Vast amounts of vocabulary, awareness, and attention in the western world are given to human experiences other than this one, often in avoidance of it. Death is the inevitable and universal. I would argue that on the same plane of puhpowee, the force that supports the mushroom bursting into open air, is the fortitude necessary for a living thing to also lean into its death. It is cousin to that final interest in a conversation or a meal, before the last decline. It whispers that we are innately capable of embracing the unknown, accepting finitude and exercising goodbye, despite all our training. It pulls the curtain on the unspoken and subtracts the adrenaline from dying: what if, when all indicates it is time, we entered death on purpose. What if faith and religion not only gave us a framework for stewarding life but also freedom from running from death. What if the best care, when the organs are finished and our bones and muscles settle into an old familiar position, when the stage is completely useless and the diet is old news, was fanning, stroking, humming and watching.
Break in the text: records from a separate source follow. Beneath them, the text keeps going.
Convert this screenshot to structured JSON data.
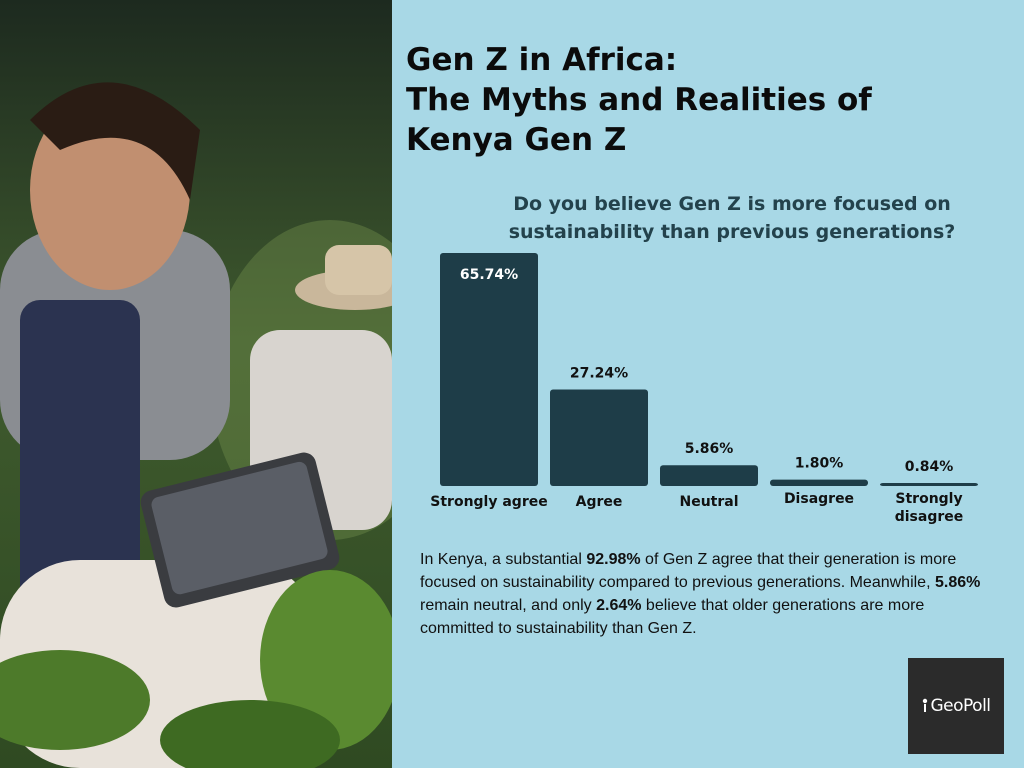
{
  "title": {
    "line1": "Gen Z in Africa:",
    "line2": "The Myths and Realities of",
    "line3": "Kenya Gen Z"
  },
  "question": "Do you believe Gen Z is more focused on sustainability than previous generations?",
  "chart_data": {
    "type": "bar",
    "title": "Do you believe Gen Z is more focused on sustainability than previous generations?",
    "categories": [
      "Strongly agree",
      "Agree",
      "Neutral",
      "Disagree",
      "Strongly disagree"
    ],
    "values": [
      65.74,
      27.24,
      5.86,
      1.8,
      0.84
    ],
    "value_labels": [
      "65.74%",
      "27.24%",
      "5.86%",
      "1.80%",
      "0.84%"
    ],
    "ylim": [
      0,
      65.74
    ],
    "grid": false,
    "bar_color": "#1e3d48",
    "xlabel": "",
    "ylabel": ""
  },
  "summary": {
    "p1": "In Kenya, a substantial ",
    "b1": "92.98%",
    "p2": " of Gen Z agree that their generation is more focused on sustainability compared to previous generations. Meanwhile, ",
    "b2": "5.86%",
    "p3": " remain neutral, and only ",
    "b3": "2.64%",
    "p4": " believe that older generations are more committed to sustainability than Gen Z."
  },
  "logo": {
    "text": "GeoPoll"
  },
  "colors": {
    "panel_bg": "#a8d8e6",
    "bar": "#1e3d48",
    "logo_bg": "#2b2b2b"
  }
}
A year later, I joined that doula-ing doctor’s team, contributing as a chaplain to a palliative care department dedicated to whole-person care, honoring goals, and explaining the wilderness of hospitalization. I still would never be prepared for what awaited me behind each name on a chart, or numbered hospital doorway, nor do I hope to be. I carry these holy moments, like agate stones in my pocket, shaping me as I shape them, gladly bearing witness to the heroes in gowns and those who hold their heads.